Climate talks near Kyoto renewal road map
By Mary Milliken and David Fogarty
MONTREAL (Reuters) – Major industrial nations neared accord
on a vague road map to extend the Kyoto Protocol at U.N.
climate talks on Thursday but Washington showed no sign of
budging from plans to pursue its own strategy on global
warming.
Negotiators at the November 28-December 9 talks also agreed
to speed investments in clean energy projects in the Third
World and set rules to ensure compliance with Kyoto, meant as a
first step to prevent catastrophic climate changes from rising
temperatures.
Delegates said ministers from more than 90 nations were
close to agreeing on a negotiating plan — without a firm
timetable — to extend Kyoto beyond 2012. The pact now obliges
about 40 rich nations to cut emissions from burning fossil
fuels.
“Under the (Kyoto) Protocol, the European Union and the
G-77 have agreed on procedures to negotiate developed
countries’ undertakings in post-2012,” French Environment
Minister Nelly Olin said.
The Group of 77 represents developing countries.
“It will be formally agreed tomorrow,” Australian
Environment Minister Ian Campbell told Reuters.
The United States, the world’s biggest emitter of
greenhouse gases, and Australia attend meetings of the
157-member Kyoto pact only as observers. They pulled out,
saying it would be too costly for their economies.
Kyoto is a tiny first step in a drive to brake a warming
most scientists say will lead to wrenching changes such as more
powerful storms, desertification, extinction of species and
rising sea levels.
A draft text of the Kyoto plan seen by Reuters omitted any
timetable for negotiations. Environmentalists and businesses
have called for an end to talks by 2008 to give them time to
plan investments in clean energy like solar or wind power.
NO TIMETABLES
The text said rich nations “shall aim” to agree “as early
as possible and in time to ensure that there is no gap between
the first and second commitment periods.” Kyoto’s first period
demands emissions cuts of 5.2 percent below 1990 levels by
2008-12.
Other delegates said the Kyoto parties would hold off from
formally agreeing to the text in hopes other nations —
including the United States — would agree to a parallel set of
two-year talks on new ways to fight climate change.

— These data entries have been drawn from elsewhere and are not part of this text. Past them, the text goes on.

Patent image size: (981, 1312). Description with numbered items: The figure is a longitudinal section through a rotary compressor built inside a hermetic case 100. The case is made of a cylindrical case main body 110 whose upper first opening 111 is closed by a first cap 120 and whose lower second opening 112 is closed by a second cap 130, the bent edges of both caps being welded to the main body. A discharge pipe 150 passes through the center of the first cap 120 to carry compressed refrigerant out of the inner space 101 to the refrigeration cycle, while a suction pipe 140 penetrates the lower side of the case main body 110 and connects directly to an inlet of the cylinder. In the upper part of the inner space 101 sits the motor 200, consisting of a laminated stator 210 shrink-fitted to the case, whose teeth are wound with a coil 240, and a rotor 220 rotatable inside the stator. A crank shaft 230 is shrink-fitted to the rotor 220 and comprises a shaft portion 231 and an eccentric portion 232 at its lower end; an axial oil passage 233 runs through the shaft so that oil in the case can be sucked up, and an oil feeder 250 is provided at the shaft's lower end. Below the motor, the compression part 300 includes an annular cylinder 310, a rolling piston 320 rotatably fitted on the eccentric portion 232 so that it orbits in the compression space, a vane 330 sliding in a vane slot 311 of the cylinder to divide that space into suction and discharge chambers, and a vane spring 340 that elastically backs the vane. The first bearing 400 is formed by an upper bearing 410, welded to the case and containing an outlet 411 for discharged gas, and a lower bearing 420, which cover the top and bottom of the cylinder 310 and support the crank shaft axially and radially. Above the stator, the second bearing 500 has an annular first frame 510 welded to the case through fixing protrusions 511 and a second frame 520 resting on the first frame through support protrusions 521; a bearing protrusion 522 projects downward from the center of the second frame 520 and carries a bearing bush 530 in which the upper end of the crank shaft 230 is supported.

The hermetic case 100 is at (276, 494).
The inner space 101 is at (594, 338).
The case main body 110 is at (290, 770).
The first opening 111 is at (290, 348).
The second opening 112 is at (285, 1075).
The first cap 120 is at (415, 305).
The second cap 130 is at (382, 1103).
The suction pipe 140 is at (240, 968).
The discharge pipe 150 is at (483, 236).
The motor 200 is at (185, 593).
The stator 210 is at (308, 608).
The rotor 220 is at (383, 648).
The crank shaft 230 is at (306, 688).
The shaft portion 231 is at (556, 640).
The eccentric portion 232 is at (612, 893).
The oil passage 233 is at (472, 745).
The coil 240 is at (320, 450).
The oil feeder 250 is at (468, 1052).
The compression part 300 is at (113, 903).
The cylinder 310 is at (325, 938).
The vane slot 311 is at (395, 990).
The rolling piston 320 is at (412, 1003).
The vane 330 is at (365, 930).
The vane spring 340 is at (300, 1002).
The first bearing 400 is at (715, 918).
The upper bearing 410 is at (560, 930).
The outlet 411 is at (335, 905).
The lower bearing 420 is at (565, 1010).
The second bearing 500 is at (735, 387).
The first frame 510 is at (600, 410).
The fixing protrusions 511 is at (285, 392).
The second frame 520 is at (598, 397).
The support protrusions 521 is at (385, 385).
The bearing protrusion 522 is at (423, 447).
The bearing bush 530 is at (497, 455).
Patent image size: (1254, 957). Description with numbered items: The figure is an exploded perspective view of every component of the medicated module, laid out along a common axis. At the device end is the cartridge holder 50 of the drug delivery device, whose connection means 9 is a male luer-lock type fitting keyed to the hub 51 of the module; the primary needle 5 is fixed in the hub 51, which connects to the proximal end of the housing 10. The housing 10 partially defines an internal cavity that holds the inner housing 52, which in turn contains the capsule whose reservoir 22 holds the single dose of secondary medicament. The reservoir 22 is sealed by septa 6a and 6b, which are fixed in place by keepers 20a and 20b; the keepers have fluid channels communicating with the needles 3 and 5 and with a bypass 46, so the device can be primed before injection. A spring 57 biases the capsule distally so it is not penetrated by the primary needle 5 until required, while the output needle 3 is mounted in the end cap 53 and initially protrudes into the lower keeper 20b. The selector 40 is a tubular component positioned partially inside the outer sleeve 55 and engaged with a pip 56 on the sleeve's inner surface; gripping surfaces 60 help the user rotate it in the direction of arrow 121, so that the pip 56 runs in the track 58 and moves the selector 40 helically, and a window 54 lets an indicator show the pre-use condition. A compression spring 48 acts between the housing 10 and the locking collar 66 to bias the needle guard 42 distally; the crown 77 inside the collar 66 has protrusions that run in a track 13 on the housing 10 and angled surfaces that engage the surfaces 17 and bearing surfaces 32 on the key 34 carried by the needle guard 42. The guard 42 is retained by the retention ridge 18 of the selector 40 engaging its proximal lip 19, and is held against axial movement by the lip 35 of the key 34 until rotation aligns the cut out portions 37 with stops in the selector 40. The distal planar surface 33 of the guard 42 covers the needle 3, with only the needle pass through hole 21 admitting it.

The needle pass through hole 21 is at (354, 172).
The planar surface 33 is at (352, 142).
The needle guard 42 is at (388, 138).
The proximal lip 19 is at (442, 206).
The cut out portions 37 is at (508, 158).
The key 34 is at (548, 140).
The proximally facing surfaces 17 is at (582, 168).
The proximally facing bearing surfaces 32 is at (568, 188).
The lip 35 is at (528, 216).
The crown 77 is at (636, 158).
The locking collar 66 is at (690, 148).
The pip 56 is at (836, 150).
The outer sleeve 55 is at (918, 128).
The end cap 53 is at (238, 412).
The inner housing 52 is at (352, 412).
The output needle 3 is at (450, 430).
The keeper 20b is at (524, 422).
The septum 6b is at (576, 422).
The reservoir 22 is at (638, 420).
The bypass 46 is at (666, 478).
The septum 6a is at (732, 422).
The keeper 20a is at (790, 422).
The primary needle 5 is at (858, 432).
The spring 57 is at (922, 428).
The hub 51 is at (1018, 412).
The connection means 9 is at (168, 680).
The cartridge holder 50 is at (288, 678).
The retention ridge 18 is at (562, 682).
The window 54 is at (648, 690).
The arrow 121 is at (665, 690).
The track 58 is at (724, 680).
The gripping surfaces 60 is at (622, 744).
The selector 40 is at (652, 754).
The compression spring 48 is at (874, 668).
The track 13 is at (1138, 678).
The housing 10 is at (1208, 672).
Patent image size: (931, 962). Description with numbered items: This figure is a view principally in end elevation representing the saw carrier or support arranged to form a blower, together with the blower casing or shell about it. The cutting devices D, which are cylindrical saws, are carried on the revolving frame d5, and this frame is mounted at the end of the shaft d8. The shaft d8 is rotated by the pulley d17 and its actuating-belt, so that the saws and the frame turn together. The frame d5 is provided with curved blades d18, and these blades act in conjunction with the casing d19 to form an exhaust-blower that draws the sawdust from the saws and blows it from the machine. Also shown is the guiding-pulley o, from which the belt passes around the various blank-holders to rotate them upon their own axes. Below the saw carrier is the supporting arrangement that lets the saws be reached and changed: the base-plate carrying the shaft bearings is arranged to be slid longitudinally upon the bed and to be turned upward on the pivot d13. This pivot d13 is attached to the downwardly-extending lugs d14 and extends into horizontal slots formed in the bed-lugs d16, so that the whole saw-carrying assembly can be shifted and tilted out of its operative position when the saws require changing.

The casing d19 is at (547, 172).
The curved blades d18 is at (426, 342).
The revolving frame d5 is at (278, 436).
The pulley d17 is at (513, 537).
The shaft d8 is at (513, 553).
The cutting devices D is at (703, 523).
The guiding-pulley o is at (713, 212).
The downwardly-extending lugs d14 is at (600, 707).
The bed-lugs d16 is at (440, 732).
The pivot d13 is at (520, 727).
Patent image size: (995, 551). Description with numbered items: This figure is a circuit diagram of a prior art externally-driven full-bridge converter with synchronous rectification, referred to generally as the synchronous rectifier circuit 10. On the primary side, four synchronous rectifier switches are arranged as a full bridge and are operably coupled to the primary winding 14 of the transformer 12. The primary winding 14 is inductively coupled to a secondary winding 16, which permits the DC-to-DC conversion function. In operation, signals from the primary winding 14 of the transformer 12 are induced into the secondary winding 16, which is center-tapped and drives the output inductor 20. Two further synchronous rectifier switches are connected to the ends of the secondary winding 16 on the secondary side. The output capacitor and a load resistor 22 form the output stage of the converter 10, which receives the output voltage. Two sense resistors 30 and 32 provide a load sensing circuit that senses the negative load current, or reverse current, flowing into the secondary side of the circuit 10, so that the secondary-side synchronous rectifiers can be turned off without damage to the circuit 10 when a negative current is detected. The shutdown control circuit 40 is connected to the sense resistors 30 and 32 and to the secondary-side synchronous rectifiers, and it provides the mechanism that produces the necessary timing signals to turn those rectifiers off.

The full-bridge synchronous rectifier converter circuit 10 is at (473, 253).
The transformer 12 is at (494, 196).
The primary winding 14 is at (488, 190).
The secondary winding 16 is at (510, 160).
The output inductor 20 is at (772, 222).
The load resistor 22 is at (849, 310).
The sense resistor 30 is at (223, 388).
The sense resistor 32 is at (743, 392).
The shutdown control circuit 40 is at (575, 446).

But environmentalists said Washington was threatening to
block the launch of any wider discussions, upset by criticism
from Canadian Prime Minister Paul Martin on Thursday. Martin
urged Washington to do more to prevent global warming and
“listen to the conscience of the world.”
“It’s an example of how desperate the Americans are when
they blame the prime minister for their intransigence,” said
Jennifer Morgan, climate expert with the WWF group, an
environalist group. U.S. officials were not immediately
available for comment.
U.S. President George W. Bush has denounced Kyoto as an
economic straitjacket and is promoting big investments in new
technologies like hydrogen and a plan to cooperate with China,
India, Japan, Australia and South Korea.
Former U.S. President Bill Clinton, whose administration
negotiated Kyoto in 1997 but never submitted it to a skeptical
Senate for ratification, was scheduled to visit Montreal on
Friday to address environmentalists.
Negotiators earlier agreed to streamline a plan that might
channel $100 billion to projects such as hydropower in Honduras
or wind energy in China to help cut the use of fossil fuels
blamed for warming the planet.
Under the program, rich nations can invest in clean energy
projects, such as generating electricity by burning the waste
from sugar cane in Brazil, and claim credits back home for
reducing world emissions of greenhouse gases.
Under the rules approved to ensure Kyoto compliance, any
country that overshoots its targets will have to make up the
shortfall and an extra 30 percent penalty in the next period.
A group of protesters sang revised versions of hits by the
late former Beatle and peace activist John Lennon on the 25th
anniversary of his murder in New York to urge wider action.
“We all live in a carbon-intensive world,” they chanted to
the tune of the Beatles hit “Yellow Submarine.”